La scorta a cui si fa riferimento è quella che ha fornito armi e munizioni ai soldati americani impegnati sui fronti mediorientali. Su di esse c’è un accordo tra Israele e Stati Uniti per consentire al primo di accedere a quelle riserve in caso di emergenza. Ora che il conflitto ucraino è diventato una guerra guidata dall’artiglieria – come dimostra anche la discussione in corso sull’assistenza europea e sui carri armati a Kiev – quelle provviste diventano importanti.

L’Ucraina ha esaurito le munizioni per le sue armi (d’era sovietica) ed è passata in gran parte a sparare con artiglieria e proiettili donati dagli Stati Uniti e da altri alleati occidentali. Nei prossimi mesi, sulla base dell’arrivo di nuove forniture, Kiev potrebbe essere in grado di preparare controffensive importanti davanti alle quali indurre Mosca a un sostanziale arretramento – determinante per il procedere eventuale dei negoziati.

In questo quadro, e considerato il ruolo che l’artiglieria ha nell’attuale fase del conflitto, le munizioni che arriveranno dai magazzini israeliani potrebbero permettere all’Ucraina di tenere più a lungo il fronte e gli Stati Uniti intendono attingere a ogni riserva – come già fatto con forniture passate dalla Corea del Sud – pur di garantire agli uomini del presidente ucraino Volodymyr Zelensky tutta la potenza di fuoco necessaria. Per questo obiettivo chiedono l’appoggio di un alleato cruciale come Gerusalemme.

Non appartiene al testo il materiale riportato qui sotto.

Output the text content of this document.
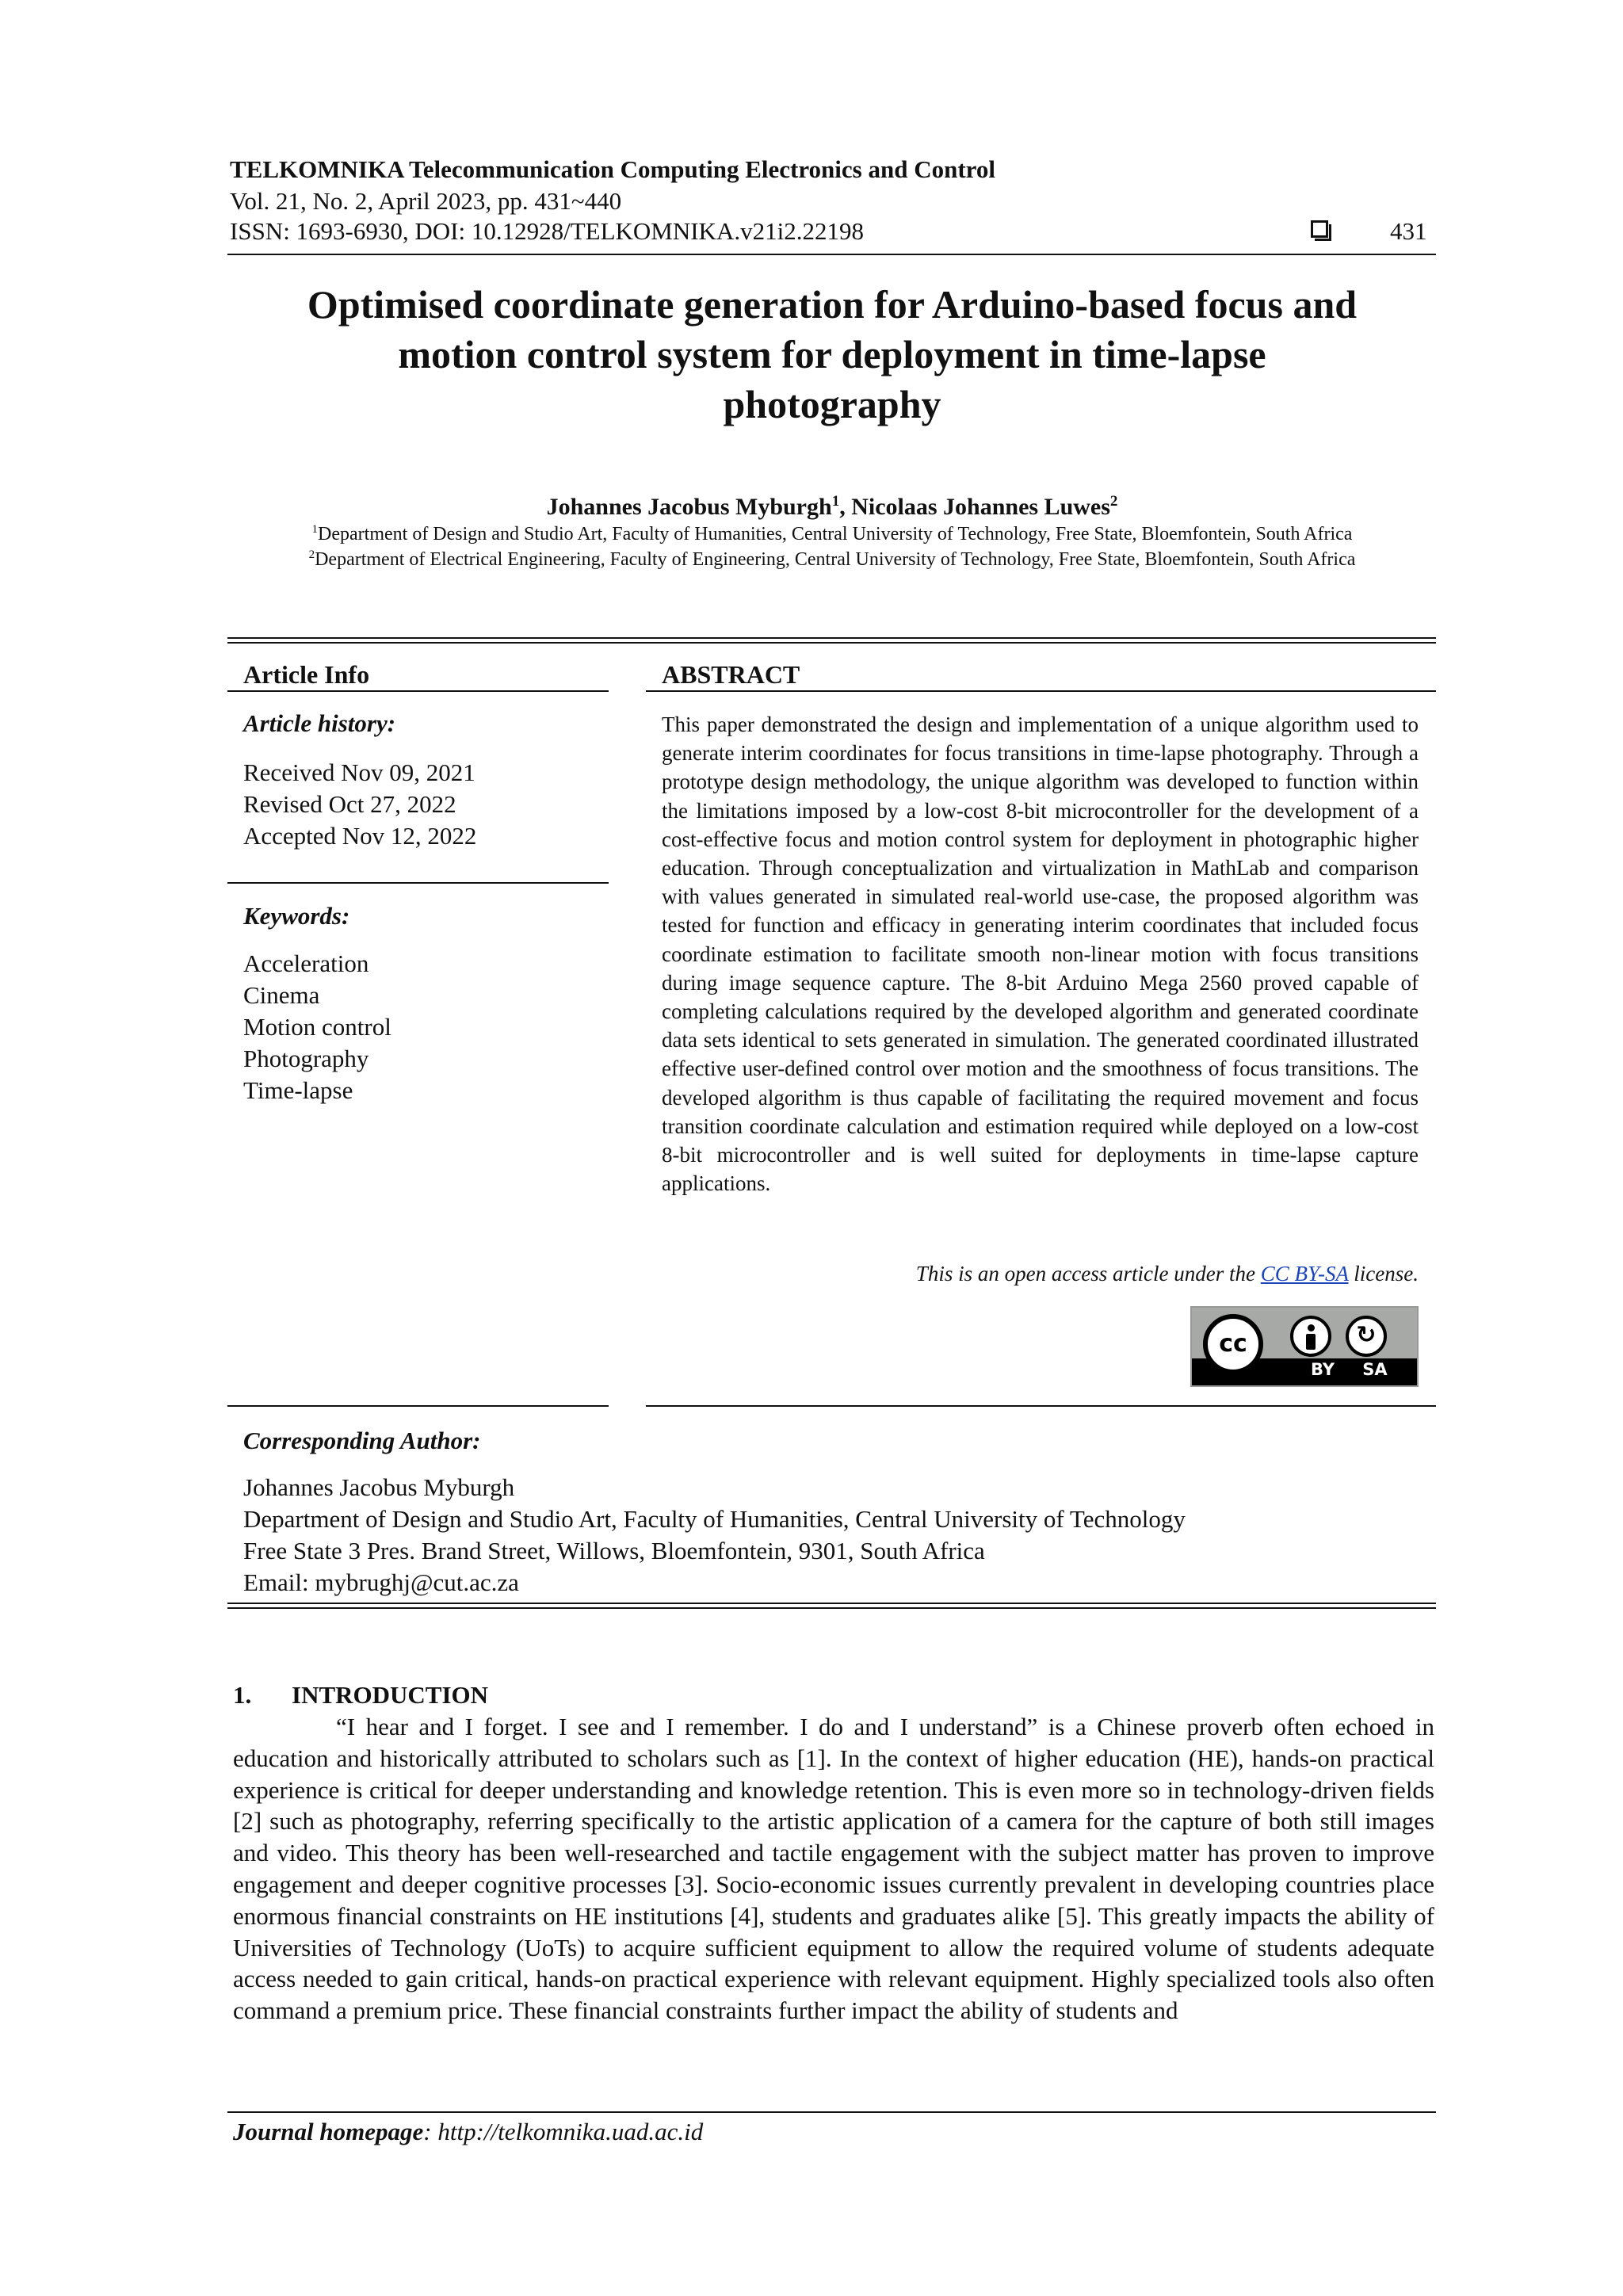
TELKOMNIKA Telecommunication Computing Electronics and Control
Vol. 21, No. 2, April 2023, pp. 431~440
ISSN: 1693-6930, DOI: 10.12928/TELKOMNIKA.v21i2.22198	431
Optimised coordinate generation for Arduino-based focus and
motion control system for deployment in time-lapse
photography
Johannes Jacobus Myburgh$^1$, Nicolaas Johannes Luwes$^2$
$^1$Department of Design and Studio Art, Faculty of Humanities, Central University of Technology, Free State, Bloemfontein, South Africa
$^2$Department of Electrical Engineering, Faculty of Engineering, Central University of Technology, Free State, Bloemfontein, South Africa
Article Info	ABSTRACT
Article history:
Received Nov 09, 2021
Revised Oct 27, 2022
Accepted Nov 12, 2022
Keywords:
Acceleration
Cinema
Motion control
Photography
Time-lapse
This paper demonstrated the design and implementation of a unique algorithm used to generate interim coordinates for focus transitions in time-lapse photography. Through a prototype design methodology, the unique algorithm was developed to function within the limitations imposed by a low-cost 8-bit microcontroller for the development of a cost-effective focus and motion control system for deployment in photographic higher education. Through conceptualization and virtualization in MathLab and comparison with values generated in simulated real-world use-case, the proposed algorithm was tested for function and efficacy in generating interim coordinates that included focus coordinate estimation to facilitate smooth non-linear motion with focus transitions during image sequence capture. The 8-bit Arduino Mega 2560 proved capable of completing calculations required by the developed algorithm and generated coordinate data sets identical to sets generated in simulation. The generated coordinated illustrated effective user-defined control over motion and the smoothness of focus transitions. The developed algorithm is thus capable of facilitating the required movement and focus transition coordinate calculation and estimation required while deployed on a low-cost 8-bit microcontroller and is well suited for deployments in time-lapse capture applications.
This is an open access article under the CC BY-SA license.
cc	↻
BY SA
Corresponding Author:
Johannes Jacobus Myburgh
Department of Design and Studio Art, Faculty of Humanities, Central University of Technology
Free State 3 Pres. Brand Street, Willows, Bloemfontein, 9301, South Africa
Email: mybrughj@cut.ac.za
1. INTRODUCTION
“I hear and I forget. I see and I remember. I do and I understand” is a Chinese proverb often echoed in education and historically attributed to scholars such as [1]. In the context of higher education (HE), hands-on practical experience is critical for deeper understanding and knowledge retention. This is even more so in technology-driven fields [2] such as photography, referring specifically to the artistic application of a camera for the capture of both still images and video. This theory has been well-researched and tactile engagement with the subject matter has proven to improve engagement and deeper cognitive processes [3]. Socio-economic issues currently prevalent in developing countries place enormous financial constraints on HE institutions [4], students and graduates alike [5]. This greatly impacts the ability of Universities of Technology (UoTs) to acquire sufficient equipment to allow the required volume of students adequate access needed to gain critical, hands-on practical experience with relevant equipment. Highly specialized tools also often command a premium price. These financial constraints further impact the ability of students and
Journal homepage: http://telkomnika.uad.ac.id
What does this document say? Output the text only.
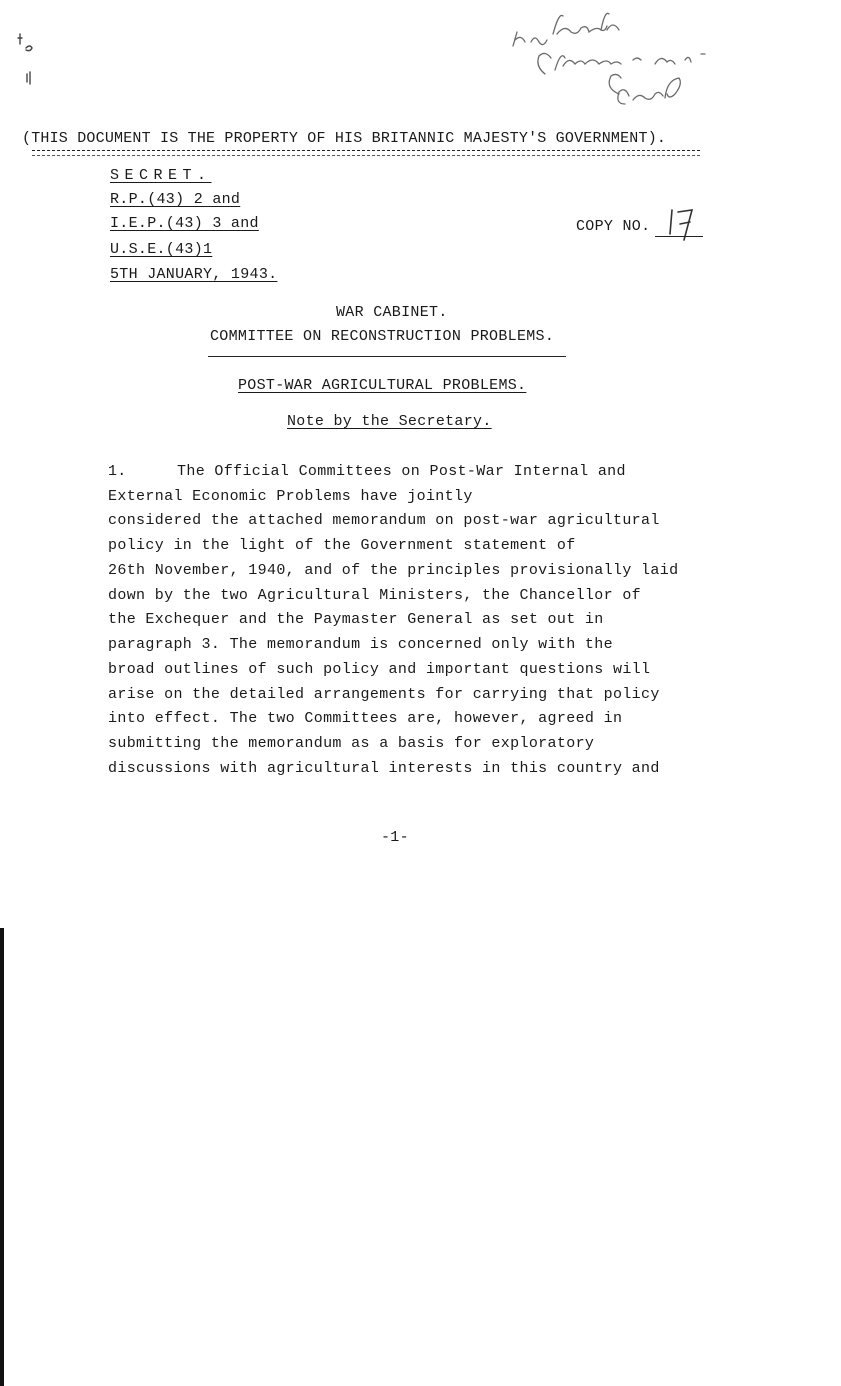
(THIS DOCUMENT IS THE PROPERTY OF HIS BRITANNIC MAJESTY'S GOVERNMENT).
SECRET.
R.P.(43) 2 and
I.E.P.(43) 3 and
U.S.E.(43)1
5TH JANUARY, 1943.
COPY NO.
17
WAR CABINET.
COMMITTEE ON RECONSTRUCTION PROBLEMS.
POST-WAR AGRICULTURAL PROBLEMS.
Note by the Secretary.
1.	The Official Committees on Post-War Internal and
External Economic Problems have jointly
considered the attached memorandum on post-war agricultural
policy in the light of the Government statement of
26th November, 1940, and of the principles provisionally laid
down by the two Agricultural Ministers, the Chancellor of
the Exchequer and the Paymaster General as set out in
paragraph 3. The memorandum is concerned only with the
broad outlines of such policy and important questions will
arise on the detailed arrangements for carrying that policy
into effect. The two Committees are, however, agreed in
submitting the memorandum as a basis for exploratory
discussions with agricultural interests in this country and
-1-
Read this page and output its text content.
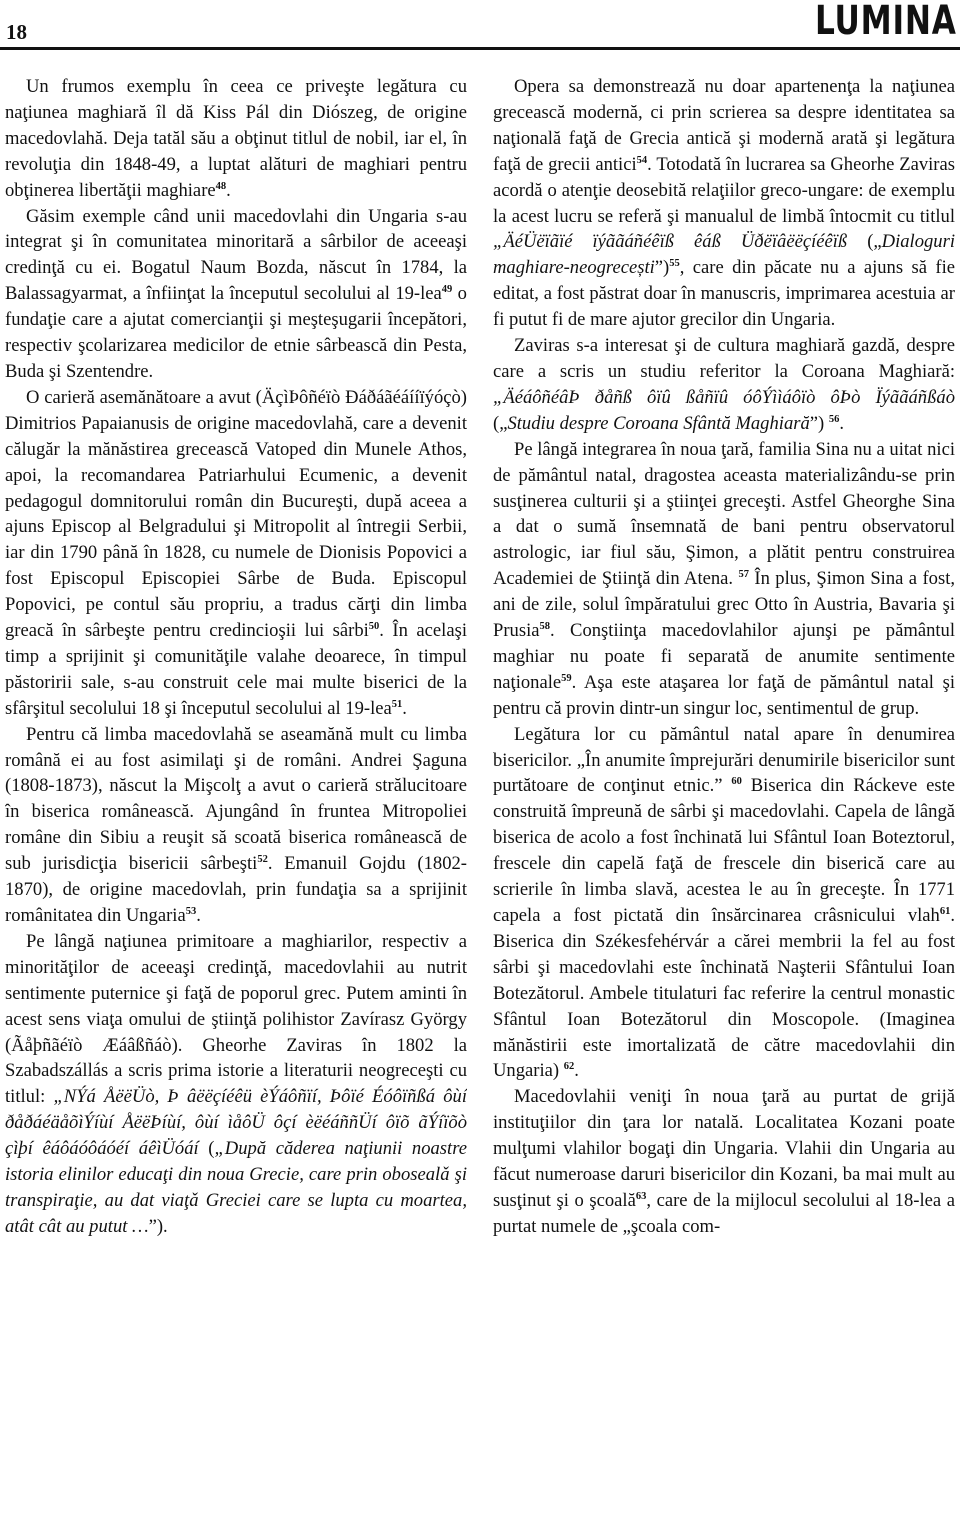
18	LUMINA

Un frumos exemplu în ceea ce priveşte legătura cu naţiunea maghiară îl dă Kiss Pál din Diószeg, de origine macedovlahă. Deja tatăl său a obţinut titlul de nobil, iar el, în revoluţia din 1848-49, a luptat alături de maghiari pentru obţinerea libertăţii maghiare$^{48}$.

Găsim exemple când unii macedovlahi din Ungaria s-au integrat şi în comunitatea minoritară a sârbilor de aceeaşi credinţă cu ei. Bogatul Naum Bozda, născut în 1784, la Balassagyarmat, a înfiinţat la începutul secolului al 19-lea$^{49}$ o fundaţie care a ajutat comercianţii şi meşteşugarii începători, respectiv şcolarizarea medicilor de etnie sârbească din Pesta, Buda şi Szentendre.

O carieră asemănătoare a avut (ÄçìÞôñéïò Ðáðáãéáííïýóçò) Dimitrios Papaianusis de origine macedovlahă, care a devenit călugăr la mănăstirea grecească Vatoped din Munele Athos, apoi, la recomandarea Patriarhului Ecumenic, a devenit pedagogul domnitorului român din Bucureşti, după aceea a ajuns Episcop al Belgradului şi Mitropolit al întregii Serbii, iar din 1790 până în 1828, cu numele de Dionisis Popovici a fost Episcopul Episcopiei Sârbe de Buda. Episcopul Popovici, pe contul său propriu, a tradus cărţi din limba greacă în sârbeşte pentru credincioşii lui sârbi$^{50}$. În acelaşi timp a sprijinit şi comunităţile valahe deoarece, în timpul păstoririi sale, s-au construit cele mai multe biserici de la sfârşitul secolului 18 şi începutul secolului al 19-lea$^{51}$.

Pentru că limba macedovlahă se aseamănă mult cu limba română ei au fost asimilaţi şi de români. Andrei Şaguna (1808-1873), născut la Mişcolţ a avut o carieră strălucitoare în biserica românească. Ajungând în fruntea Mitropoliei române din Sibiu a reuşit să scoată biserica românească de sub jurisdicţia bisericii sârbeşti$^{52}$. Emanuil Gojdu (1802-1870), de origine macedovlah, prin fundaţia sa a sprijinit românitatea din Ungaria$^{53}$.

Pe lângă naţiunea primitoare a maghiarilor, respectiv a minorităţilor de aceeaşi credinţă, macedovlahii au nutrit sentimente puternice şi faţă de poporul grec. Putem aminti în acest sens viaţa omului de ştiinţă polihistor Zavírasz György (Ãåþñãéïò Æáâßñáò). Gheorhe Zaviras în 1802 la Szabadszállás a scris prima istorie a literaturii neogreceşti cu titlul: „NÝá ÅëëÜò, Þ âëëçíéêü èÝáôñïí, Þôïé Éóôïñßá ôùí ðåðáéäåõìÝíùí ÅëëÞíùí, ôùí ìåôÜ ôçí èëéáññÜí ôïõ ãÝíïõò çìþí êáôáóôáóéí áêìÜóáí („După căderea naţiunii noastre istoria elinilor educaţi din noua Grecie, care prin obosealǎ şi transpiraţie, au dat viaţǎ Greciei care se lupta cu moartea, atât cât au putut …”).

Opera sa demonstrează nu doar apartenenţa la naţiunea grecească modernă, ci prin scrierea sa despre identitatea sa naţională faţă de Grecia antică şi modernă arată şi legătura faţă de grecii antici$^{54}$. Totodată în lucrarea sa Gheorhe Zaviras acordă o atenţie deosebită relaţiilor greco-ungare: de exemplu la acest lucru se referă şi manualul de limbă întocmit cu titlul „ÄéÜëïãïé ïýããáñéêïß êáß Üðëïâëëçíéêïß („Dialoguri maghiare-neogrecești”)$^{55}$, care din păcate nu a ajuns să fie editat, a fost păstrat doar în manuscris, imprimarea acestuia ar fi putut fi de mare ajutor grecilor din Ungaria.

Zaviras s-a interesat şi de cultura maghiară gazdă, despre care a scris un studiu referitor la Coroana Maghiară: „ÄéáôñéâÞ ðåñß ôïû ßåñïû óôÝììáôïò ôÞò Ïýããáñßáò („Studiu despre Coroana Sfântă Maghiară”) $^{56}$.

Pe lângă integrarea în noua ţară, familia Sina nu a uitat nici de pământul natal, dragostea aceasta materializându-se prin susţinerea culturii şi a ştiinţei greceşti. Astfel Gheorghe Sina a dat o sumă însemnată de bani pentru observatorul astrologic, iar fiul său, Şimon, a plătit pentru construirea Academiei de Ştiinţă din Atena. $^{57}$ În plus, Şimon Sina a fost, ani de zile, solul împăratului grec Otto în Austria, Bavaria şi Prusia$^{58}$. Conştiinţa macedovlahilor ajunşi pe pământul maghiar nu poate fi separată de anumite sentimente naţionale$^{59}$. Aşa este ataşarea lor faţă de pământul natal şi pentru că provin dintr-un singur loc, sentimentul de grup.

Legătura lor cu pământul natal apare în denumirea bisericilor. „În anumite împrejurări denumirile bisericilor sunt purtătoare de conţinut etnic.” $^{60}$ Biserica din Ráckeve este construită împreună de sârbi şi macedovlahi. Capela de lângă biserica de acolo a fost închinată lui Sfântul Ioan Boteztorul, frescele din capelă faţă de frescele din biserică care au scrierile în limba slavă, acestea le au în greceşte. În 1771 capela a fost pictată din însărcinarea crâsnicului vlah$^{61}$. Biserica din Székesfehérvár a cărei membrii la fel au fost sârbi şi macedovlahi este închinată Naşterii Sfântului Ioan Botezătorul. Ambele titulaturi fac referire la centrul monastic Sfântul Ioan Botezătorul din Moscopole. (Imaginea mănăstirii este imortalizată de către macedovlahii din Ungaria) $^{62}$.

Macedovlahii veniţi în noua ţară au purtat de grijă instituţiilor din ţara lor natală. Localitatea Kozani poate mulţumi vlahilor bogaţi din Ungaria. Vlahii din Ungaria au făcut numeroase daruri bisericilor din Kozani, ba mai mult au susţinut şi o şcoală$^{63}$, care de la mijlocul secolului al 18-lea a purtat numele de „şcoala com-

Se da un lato le informazioni del New York Times raccontano della determinazione statunitense, dall’altra parlano di come Israele stia cercando di gestire al meglio le sue attività all’interno del conflitto. Israele ha costantemente rifiutato di fornire armi all’Ucraina per paura di danneggiare le relazioni con Mosca. Si tratta di un rapporto di interesse per lo Stato ebraico: Israele conduce dal 2013 raid aerei all’interno della Siria per bloccare il passaggio di armi con cui i Pasdaran riforniscono gruppi armati come Hezbollah o quelli palestinesi. Per farlo, deve passare dai cieli di Damasco, che sono controllati dai russi, i quali chiudono (chiudevano, chiuderanno ancora?) più di un occhio nonostante i raid israeliani si dirigano verso alleati del Cremlino.

Ora il nuovo governo di Benjamin Netanyahu – politico con relazioni dirette e personali con Vladimir Putin – cambia parzialmente rotta? Il nuovo esecutivo ha ereditato una politica di maggior vicinanza all’Ucraina guidata dagli ex primi ministri Naftali Bennett (a cui Putin arrivò a chiedere scusa per le esternazioni antisemite del suo ministro degli Esteri Sergej Lavrov) e Yair Lapid (ministro degli Esteri oltre che premier ad interim). Axios ha rivelato che secondo le valutazione di difesa e intelligence israeliane, la Russia non vedrebbe questa recente mossa come un cambiamento di politica da parte di Israele, perché non si tratta di munizioni israeliane. Ma forse la notizia – diffusa da uno dei quotidiani più importanti degli Stati Uniti – potrebbe evitare che, come auspicato dal ministro degli Esteri israeliano Eli Cohen, si parli “di meno in pubblico” di Ucraina in Israele. Un’ipotesi temuta a Washington e percepita come un possibile passo indietro rispetto a quanto fatto da Lapid, che certo poteva contare su maggiore sintonia con l’amministrazione Biden rispetto a Netanyahu.